Mistakes happen . . . especially in real estate. The legal options for fixing a real estate mistake vary based on the circumstances and the dispute that must be resolved.
Fortunately, Massachusetts law provides a number of causes of action for resolving these issues.
Getting Someone Off a Deed
When property is owned jointly by several owners, it is not uncommon for one owner to want own. If the parties cannot work it out on there are, there are several options available for such cases.
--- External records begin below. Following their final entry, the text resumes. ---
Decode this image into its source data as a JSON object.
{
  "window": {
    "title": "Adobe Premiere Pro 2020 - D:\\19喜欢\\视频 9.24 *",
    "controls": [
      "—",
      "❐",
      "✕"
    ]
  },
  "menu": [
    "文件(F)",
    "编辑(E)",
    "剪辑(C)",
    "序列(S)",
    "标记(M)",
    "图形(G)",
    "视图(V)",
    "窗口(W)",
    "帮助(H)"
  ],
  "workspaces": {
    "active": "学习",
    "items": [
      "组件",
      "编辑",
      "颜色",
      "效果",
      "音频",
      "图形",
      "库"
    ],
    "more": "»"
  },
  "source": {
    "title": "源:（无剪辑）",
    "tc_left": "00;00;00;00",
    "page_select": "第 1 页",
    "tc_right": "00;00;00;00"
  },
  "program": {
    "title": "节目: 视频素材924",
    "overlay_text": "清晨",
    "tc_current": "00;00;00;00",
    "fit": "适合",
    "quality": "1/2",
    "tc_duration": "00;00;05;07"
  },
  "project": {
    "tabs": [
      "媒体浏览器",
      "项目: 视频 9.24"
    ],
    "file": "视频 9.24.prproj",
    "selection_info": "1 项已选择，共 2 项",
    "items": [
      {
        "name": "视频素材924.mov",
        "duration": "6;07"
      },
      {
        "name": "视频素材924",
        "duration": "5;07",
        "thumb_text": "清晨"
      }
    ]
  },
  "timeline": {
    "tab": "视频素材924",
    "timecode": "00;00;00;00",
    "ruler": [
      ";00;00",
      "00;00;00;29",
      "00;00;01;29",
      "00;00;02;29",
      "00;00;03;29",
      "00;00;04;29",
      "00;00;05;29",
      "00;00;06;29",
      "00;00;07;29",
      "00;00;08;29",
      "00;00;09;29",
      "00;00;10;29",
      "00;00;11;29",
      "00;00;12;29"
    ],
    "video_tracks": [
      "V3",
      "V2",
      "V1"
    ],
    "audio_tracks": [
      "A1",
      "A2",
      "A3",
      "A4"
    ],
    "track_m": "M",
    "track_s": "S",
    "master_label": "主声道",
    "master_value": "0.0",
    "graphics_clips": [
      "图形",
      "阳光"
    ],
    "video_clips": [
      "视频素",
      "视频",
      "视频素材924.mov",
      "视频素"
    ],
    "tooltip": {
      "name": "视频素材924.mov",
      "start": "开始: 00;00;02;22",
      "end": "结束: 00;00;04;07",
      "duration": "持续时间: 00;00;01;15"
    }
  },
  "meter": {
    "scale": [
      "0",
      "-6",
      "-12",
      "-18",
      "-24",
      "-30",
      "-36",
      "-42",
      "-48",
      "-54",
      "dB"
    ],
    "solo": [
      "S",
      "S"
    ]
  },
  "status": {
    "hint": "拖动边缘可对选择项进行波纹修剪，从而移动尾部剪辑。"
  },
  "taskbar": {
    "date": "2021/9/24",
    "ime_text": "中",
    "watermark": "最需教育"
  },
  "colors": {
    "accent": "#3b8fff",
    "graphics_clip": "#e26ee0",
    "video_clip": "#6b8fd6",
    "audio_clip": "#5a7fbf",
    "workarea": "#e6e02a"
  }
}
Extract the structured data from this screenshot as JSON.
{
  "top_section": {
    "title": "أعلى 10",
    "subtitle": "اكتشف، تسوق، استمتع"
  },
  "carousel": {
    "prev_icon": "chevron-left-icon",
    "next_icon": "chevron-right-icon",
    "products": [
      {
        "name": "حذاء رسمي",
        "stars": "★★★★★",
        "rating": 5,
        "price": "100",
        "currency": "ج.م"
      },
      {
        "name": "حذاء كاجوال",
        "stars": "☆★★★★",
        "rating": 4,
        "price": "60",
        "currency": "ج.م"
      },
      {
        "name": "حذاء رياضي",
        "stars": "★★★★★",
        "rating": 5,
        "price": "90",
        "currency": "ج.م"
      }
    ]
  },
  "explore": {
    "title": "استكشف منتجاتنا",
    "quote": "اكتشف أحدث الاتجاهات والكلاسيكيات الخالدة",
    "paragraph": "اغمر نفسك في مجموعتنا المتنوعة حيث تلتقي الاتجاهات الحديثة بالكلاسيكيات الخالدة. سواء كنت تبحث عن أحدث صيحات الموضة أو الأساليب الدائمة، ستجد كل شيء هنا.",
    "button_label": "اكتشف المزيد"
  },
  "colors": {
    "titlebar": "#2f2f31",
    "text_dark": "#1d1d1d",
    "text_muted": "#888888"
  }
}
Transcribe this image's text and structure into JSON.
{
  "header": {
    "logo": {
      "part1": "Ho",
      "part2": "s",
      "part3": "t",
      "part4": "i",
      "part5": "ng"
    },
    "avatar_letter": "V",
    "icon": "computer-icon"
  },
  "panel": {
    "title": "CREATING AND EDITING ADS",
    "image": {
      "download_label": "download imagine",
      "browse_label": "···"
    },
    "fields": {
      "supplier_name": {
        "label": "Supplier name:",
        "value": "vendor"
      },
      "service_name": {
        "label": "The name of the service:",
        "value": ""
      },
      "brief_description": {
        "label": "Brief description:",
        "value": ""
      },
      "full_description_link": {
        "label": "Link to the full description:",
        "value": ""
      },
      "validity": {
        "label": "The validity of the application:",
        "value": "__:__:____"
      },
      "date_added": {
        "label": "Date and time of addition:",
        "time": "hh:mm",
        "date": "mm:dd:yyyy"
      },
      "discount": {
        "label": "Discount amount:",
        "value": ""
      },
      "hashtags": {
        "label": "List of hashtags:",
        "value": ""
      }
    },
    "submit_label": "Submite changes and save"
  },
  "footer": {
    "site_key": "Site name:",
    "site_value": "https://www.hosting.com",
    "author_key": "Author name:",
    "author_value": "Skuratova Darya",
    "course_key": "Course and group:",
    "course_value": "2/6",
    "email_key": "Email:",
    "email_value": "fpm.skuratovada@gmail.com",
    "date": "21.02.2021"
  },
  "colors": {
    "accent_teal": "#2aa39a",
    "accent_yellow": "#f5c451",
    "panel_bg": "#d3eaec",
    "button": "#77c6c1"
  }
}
If someone is on a deed through a mutual mistake (where both parties erred in the drafting of the deed), fraud, accident, illegality, or unjust enrichment, a deed reformation may be a possibility. This is a court action asking for the removal of a party from the deed. Such a case, however, will only be available in these limited circumstances, and will generally not be viable if the other person was freely and willingly deeded the property.
In most other cases, the process of removing someone from a deed must be done through a partition case, which is a legal action to force a sale of property.
Discharging a Mortgage
When a mortgage is paid in full, a notice must be filed (“recorded”) in the land records stating that no further debt is owed on the property. Known as a mortgage discharge, this document is incredibly important for a later sale of the property.
Without a discharge, few (if any) prospective buyers will purchase a property, with the concern that a mortgage may still exist.
Getting Rid of An Adverse Claim To One’s Property
An adverse claim to property occurs when a property owner’s neighbor or abutter claims they own a portion of someone else’s real estate. When this occurs, the goal is to get rid of such an adverse claim as quickly as possible.
One means of fixing a real estate mistake such as this is through try title. Try title requires that the other party, who is asserting a adverse claim, to either pursue the claim, or lose it forever.